PSNC has been informed that while the generic discount rate will increase, the transition from the old system to the new “will continue as per the previously outlined timeline but subject to review”, he said.

Meanwhile, the “impacts on discount deduction will be assessed again in a quarter’s time, which of course adds to contractors’ uncertainty”, he added.

 

“Painful new blow”

 

The National Pharmacy Association (NPA) also reacted angrily to the imposed changes, saying they will “lead to further cash-flow problems for England’s beleaguered community pharmacies”.

“It would appear that money is being siphoned away from pharmacies in order to tidy NHSE’s spreadsheets,” NPA chair Andrew Lane said.

Read more: BGMA: NHS must complete drug reimbursement reforms or face higher bill

“But in the real world there are real businesses, real bills, real bank accounts and real patients impacted by this untimely development,” he added.

“For some pharmacies, this could be the straw that breaks their back,” he said.

“NHSE is imposing this change with precious little warning and apparently no regard for the impact on pharmacies, for whom this is a painful new blow.”

C+D approached the DH and NHSE for comment.

 

Flat fee payment

 

At the same time, PSNC also announced the value of a new “flat fee” payment to be introduced from next month in the new Drug Tariff.

The introduction of the payment from April 2023 – paid to all contractors who dispense at least 101 items a month up to a national total of £70 million on an annual basis – had been agreed as part of the year four and five pharmacy funding settlement.

Read more: £100m in excess margin written off as DH stands firm on flat funding deal

The value of the payment “has now been determined at £533 per month” but is “subject to change throughout the year depending on the overall level of funding delivery to community pharmacies” as is the case for all payments, PSNC said.

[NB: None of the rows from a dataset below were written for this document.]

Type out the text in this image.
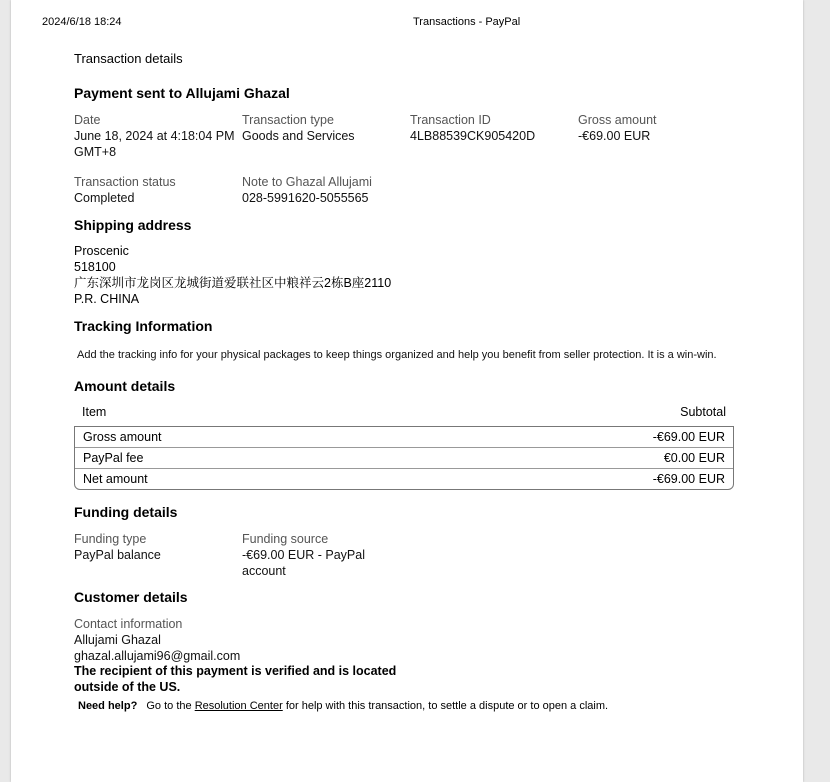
2024/6/18 18:24	Transactions - PayPal
Transaction details
Payment sent to Allujami Ghazal
Date
June 18, 2024 at 4:18:04 PM GMT+8
Transaction type
Goods and Services
Transaction ID
4LB88539CK905420D
Gross amount
-€69.00 EUR
Transaction status
Completed
Note to Ghazal Allujami
028-5991620-5055565
Shipping address
Proscenic
518100
广东深圳市龙岗区龙城街道爱联社区中粮祥云2栋B座2110
P.R. CHINA
Tracking Information
Add the tracking info for your physical packages to keep things organized and help you benefit from seller protection. It is a win-win.
Amount details
Item	Subtotal
Gross amount	-€69.00 EUR
PayPal fee	€0.00 EUR
Net amount	-€69.00 EUR
Funding details
Funding type
PayPal balance
Funding source
-€69.00 EUR - PayPal account
Customer details
Contact information
Allujami Ghazal
ghazal.allujami96@gmail.com
The recipient of this payment is verified and is located outside of the US.
Need help? Go to the Resolution Center for help with this transaction, to settle a dispute or to open a claim.
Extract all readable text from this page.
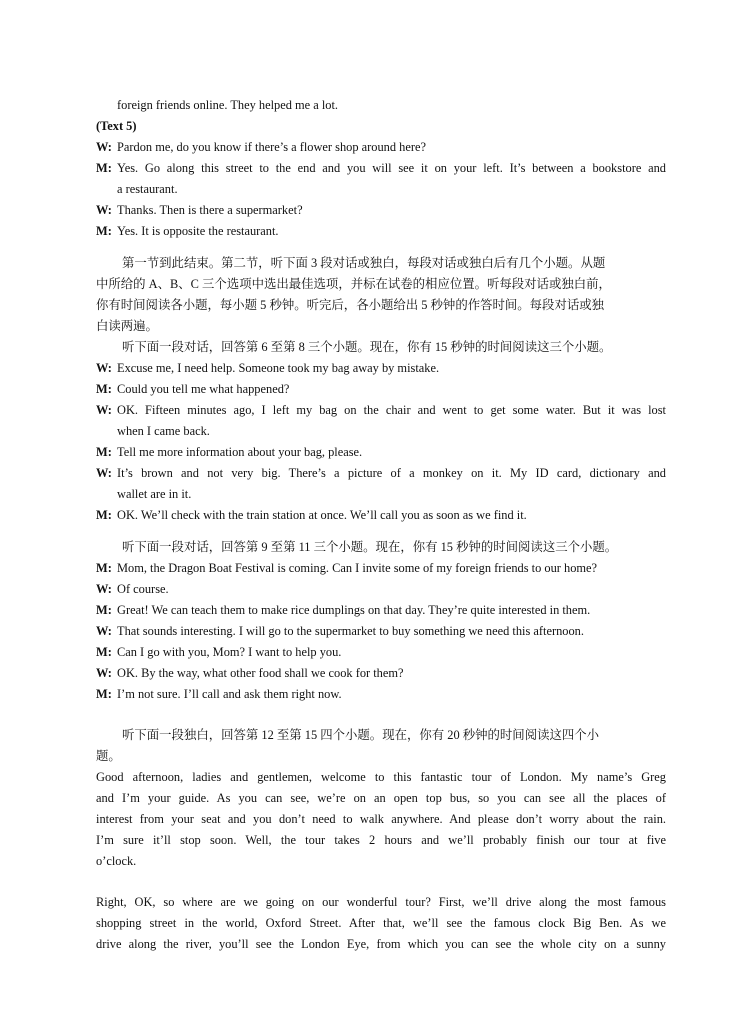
foreign friends online. They helped me a lot.
(Text 5)
W: Pardon me, do you know if there’s a flower shop around here?
M: Yes. Go along this street to the end and you will see it on your left. It’s between a bookstore and
a restaurant.
W: Thanks. Then is there a supermarket?
M: Yes. It is opposite the restaurant.
第一节到此结束。第二节，听下面 3 段对话或独白，每段对话或独白后有几个小题。从题
中所给的 A、B、C 三个选项中选出最佳选项，并标在试卷的相应位置。听每段对话或独白前，
你有时间阅读各小题，每小题 5 秒钟。听完后，各小题给出 5 秒钟的作答时间。每段对话或独
白读两遍。
听下面一段对话，回答第 6 至第 8 三个小题。现在，你有 15 秒钟的时间阅读这三个小题。
W: Excuse me, I need help. Someone took my bag away by mistake.
M: Could you tell me what happened?
W: OK. Fifteen minutes ago, I left my bag on the chair and went to get some water. But it was lost
when I came back.
M: Tell me more information about your bag, please.
W: It’s brown and not very big. There’s a picture of a monkey on it. My ID card, dictionary and
wallet are in it.
M: OK. We’ll check with the train station at once. We’ll call you as soon as we find it.
听下面一段对话，回答第 9 至第 11 三个小题。现在，你有 15 秒钟的时间阅读这三个小题。
M: Mom, the Dragon Boat Festival is coming. Can I invite some of my foreign friends to our home?
W: Of course.
M: Great! We can teach them to make rice dumplings on that day. They’re quite interested in them.
W: That sounds interesting. I will go to the supermarket to buy something we need this afternoon.
M: Can I go with you, Mom? I want to help you.
W: OK. By the way, what other food shall we cook for them?
M: I’m not sure. I’ll call and ask them right now.
听下面一段独白，回答第 12 至第 15 四个小题。现在，你有 20 秒钟的时间阅读这四个小
题。
Good afternoon, ladies and gentlemen, welcome to this fantastic tour of London. My name’s Greg
and I’m your guide. As you can see, we’re on an open top bus, so you can see all the places of
interest from your seat and you don’t need to walk anywhere. And please don’t worry about the rain.
I’m sure it’ll stop soon. Well, the tour takes 2 hours and we’ll probably finish our tour at five
o’clock.
Right, OK, so where are we going on our wonderful tour? First, we’ll drive along the most famous
shopping street in the world, Oxford Street. After that, we’ll see the famous clock Big Ben. As we
drive along the river, you’ll see the London Eye, from which you can see the whole city on a sunny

“This will be carefully monitored by PSNC and the DH and any funding changes will be communicated to pharmacy contractors as soon as they are known,” it added.

Read more: PSNC ‘deeply concerned’ as pharmacies contend with record price concessions

A new category will also be introduced into Part II of the Drug Tariff covering “drugs for which discount is not deducted” from next month, granting zero discount status to concession lines, PSNC said.

This follows an agreement between the negotiator and the DH that all concession lines will be considered as “group items for discount not deducted” (DND) or zero discount (ZD) items, it added.